The legalization of interracial marriage on June 12, 1967 ruled that “The freedom to marry has long been recognized as one of the vital personal rights essential to the orderly pursuit of happiness by free men, a ‘basic civil right’” (Loving v. Virginia). The basic civil right for interracial couples to wed was granted, but the damage of racial politics carried over to other oppressed groups, namely members of the queer community, not  recognized to attain civil rights. …

Loving v. Virginia (1967) has been a major precedent for the battle of same-sex marriage, applying the precedent that “Loving refrained from any discussion of how individuals should responsibly choose a spouse” and “Keeping and individual choice free is particularly important if a norm of rationality is misplaced in matters of the heart” (Moran, 2001, p. 13). Matters of the heart aside, the uphill battle for same-sex couples to earn the civil right to marry, adopt, and let alone attain partner benefits has proven to be a slow and steady race for equality. Borrowing from the civil rights movement, the gay rights movement has continued to frame legal and political claims as obstructions in reaching civil rights the United States. …

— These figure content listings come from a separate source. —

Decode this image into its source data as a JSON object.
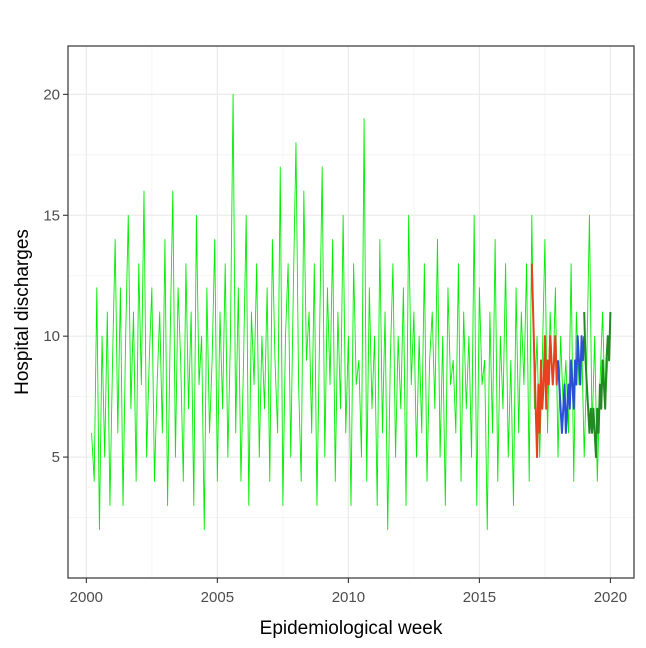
{
  "chart_data": {
    "type": "line",
    "title": "",
    "xlabel": "Epidemiological week",
    "ylabel": "Hospital discharges",
    "xlim": [
      1999.3,
      2020.9
    ],
    "ylim": [
      0,
      22
    ],
    "x_ticks": [
      2000,
      2005,
      2010,
      2015,
      2020
    ],
    "x_tick_labels": [
      "2000",
      "2005",
      "2010",
      "2015",
      "2020"
    ],
    "y_ticks": [
      5,
      10,
      15,
      20
    ],
    "y_tick_labels": [
      "5",
      "10",
      "15",
      "20"
    ],
    "grid": true,
    "legend": "none",
    "series": [
      {
        "color": "#00ee00",
        "x": [
          2000.2,
          2000.3,
          2000.4,
          2000.5,
          2000.6,
          2000.7,
          2000.8,
          2000.9,
          2001.0,
          2001.1,
          2001.2,
          2001.3,
          2001.4,
          2001.5,
          2001.6,
          2001.7,
          2001.8,
          2001.9,
          2002.0,
          2002.1,
          2002.2,
          2002.3,
          2002.4,
          2002.5,
          2002.6,
          2002.7,
          2002.8,
          2002.9,
          2003.0,
          2003.1,
          2003.2,
          2003.3,
          2003.4,
          2003.5,
          2003.6,
          2003.7,
          2003.8,
          2003.9,
          2004.0,
          2004.1,
          2004.2,
          2004.3,
          2004.4,
          2004.5,
          2004.6,
          2004.7,
          2004.8,
          2004.9,
          2005.0,
          2005.1,
          2005.2,
          2005.3,
          2005.4,
          2005.5,
          2005.6,
          2005.7,
          2005.8,
          2005.9,
          2006.0,
          2006.1,
          2006.2,
          2006.3,
          2006.4,
          2006.5,
          2006.6,
          2006.7,
          2006.8,
          2006.9,
          2007.0,
          2007.1,
          2007.2,
          2007.3,
          2007.4,
          2007.5,
          2007.6,
          2007.7,
          2007.8,
          2007.9,
          2008.0,
          2008.1,
          2008.2,
          2008.3,
          2008.4,
          2008.5,
          2008.6,
          2008.7,
          2008.8,
          2008.9,
          2009.0,
          2009.1,
          2009.2,
          2009.3,
          2009.4,
          2009.5,
          2009.6,
          2009.7,
          2009.8,
          2009.9,
          2010.0,
          2010.1,
          2010.2,
          2010.3,
          2010.4,
          2010.5,
          2010.6,
          2010.7,
          2010.8,
          2010.9,
          2011.0,
          2011.1,
          2011.2,
          2011.3,
          2011.4,
          2011.5,
          2011.6,
          2011.7,
          2011.8,
          2011.9,
          2012.0,
          2012.1,
          2012.2,
          2012.3,
          2012.4,
          2012.5,
          2012.6,
          2012.7,
          2012.8,
          2012.9,
          2013.0,
          2013.1,
          2013.2,
          2013.3,
          2013.4,
          2013.5,
          2013.6,
          2013.7,
          2013.8,
          2013.9,
          2014.0,
          2014.1,
          2014.2,
          2014.3,
          2014.4,
          2014.5,
          2014.6,
          2014.7,
          2014.8,
          2014.9,
          2015.0,
          2015.1,
          2015.2,
          2015.3,
          2015.4,
          2015.5,
          2015.6,
          2015.7,
          2015.8,
          2015.9,
          2016.0,
          2016.1,
          2016.2,
          2016.3,
          2016.4,
          2016.5,
          2016.6,
          2016.7,
          2016.8,
          2016.9,
          2017.0,
          2017.1,
          2017.2,
          2017.3,
          2017.4,
          2017.5,
          2017.6,
          2017.7,
          2017.8,
          2017.9,
          2018.0,
          2018.1,
          2018.2,
          2018.3,
          2018.4,
          2018.5,
          2018.6,
          2018.7,
          2018.8,
          2018.9,
          2019.0,
          2019.1,
          2019.2,
          2019.3,
          2019.4,
          2019.5,
          2019.6,
          2019.7,
          2019.8,
          2019.9,
          2020.0
        ],
        "values": [
          6,
          4,
          12,
          2,
          10,
          5,
          11,
          3,
          9,
          14,
          6,
          12,
          3,
          10,
          15,
          7,
          11,
          4,
          13,
          8,
          16,
          5,
          9,
          12,
          4,
          8,
          11,
          6,
          14,
          3,
          10,
          16,
          5,
          12,
          9,
          4,
          13,
          7,
          11,
          3,
          15,
          8,
          10,
          2,
          12,
          6,
          9,
          14,
          4,
          11,
          7,
          13,
          5,
          10,
          20,
          6,
          12,
          4,
          9,
          15,
          3,
          11,
          8,
          13,
          5,
          10,
          7,
          12,
          4,
          14,
          9,
          6,
          17,
          3,
          10,
          13,
          5,
          12,
          18,
          8,
          4,
          16,
          9,
          11,
          6,
          13,
          3,
          10,
          17,
          5,
          12,
          8,
          14,
          4,
          11,
          7,
          15,
          6,
          10,
          3,
          13,
          8,
          9,
          5,
          19,
          4,
          12,
          7,
          10,
          3,
          14,
          6,
          11,
          2,
          9,
          13,
          5,
          10,
          7,
          12,
          3,
          15,
          8,
          11,
          5,
          10,
          6,
          13,
          4,
          9,
          11,
          7,
          14,
          5,
          10,
          3,
          12,
          8,
          9,
          6,
          13,
          4,
          11,
          7,
          10,
          5,
          15,
          3,
          12,
          8,
          9,
          2,
          11,
          6,
          14,
          4,
          10,
          7,
          13,
          5,
          9,
          3,
          12,
          6,
          11,
          8,
          13,
          4,
          15,
          7,
          10,
          5,
          9,
          14,
          6,
          11,
          8,
          12,
          5,
          10,
          7,
          9,
          6,
          13,
          4,
          11,
          8,
          10,
          5,
          9,
          15,
          6,
          10,
          4,
          8,
          11,
          7,
          9,
          10
        ]
      },
      {
        "color": "#e8411d",
        "x": [
          2017.0,
          2017.05,
          2017.1,
          2017.15,
          2017.2,
          2017.25,
          2017.3,
          2017.35,
          2017.4,
          2017.45,
          2017.5,
          2017.55,
          2017.6,
          2017.65,
          2017.7,
          2017.75,
          2017.8,
          2017.85,
          2017.9,
          2017.95,
          2018.0
        ],
        "values": [
          13,
          11,
          9,
          7,
          5,
          8,
          6,
          9,
          7,
          8,
          10,
          7,
          9,
          8,
          10,
          9,
          8,
          9,
          10,
          8,
          9
        ]
      },
      {
        "color": "#2b50d8",
        "x": [
          2018.0,
          2018.05,
          2018.1,
          2018.15,
          2018.2,
          2018.25,
          2018.3,
          2018.35,
          2018.4,
          2018.45,
          2018.5,
          2018.55,
          2018.6,
          2018.65,
          2018.7,
          2018.75,
          2018.8,
          2018.85,
          2018.9,
          2018.95,
          2019.0
        ],
        "values": [
          9,
          8,
          7,
          6,
          7,
          8,
          6,
          7,
          8,
          7,
          9,
          8,
          7,
          9,
          8,
          10,
          9,
          8,
          10,
          9,
          10
        ]
      },
      {
        "color": "#238a23",
        "x": [
          2019.0,
          2019.05,
          2019.1,
          2019.15,
          2019.2,
          2019.25,
          2019.3,
          2019.35,
          2019.4,
          2019.45,
          2019.5,
          2019.55,
          2019.6,
          2019.65,
          2019.7,
          2019.75,
          2019.8,
          2019.85,
          2019.9,
          2019.95,
          2020.0
        ],
        "values": [
          11,
          9,
          8,
          7,
          6,
          7,
          6,
          7,
          6,
          5,
          7,
          6,
          8,
          7,
          9,
          8,
          7,
          9,
          10,
          9,
          11
        ]
      }
    ]
  }
}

The Loving Day and Marriage Equality Movements have places in our communities and connections on and off campus. Before her passing, Mildred Loving, of Loving v. Virginia (1967) advocated for full marriage equality for all people, which I leave you with: “I am still not a political person, but I am proud that… my name is on a court case that can help reinforce the love, the commitment, the fairness, and the family that so many people, black or white, young or old, gay or straight seek in life. That’s what Loving, and loving, are all about” (Loving, 2007, p. 2).

What are your thoughts on this topic?  What, if any, parallels do you see between the two movements?  What perspectives, concerns, questions, etc. do you have about relating interracial marriage and same sex marriage?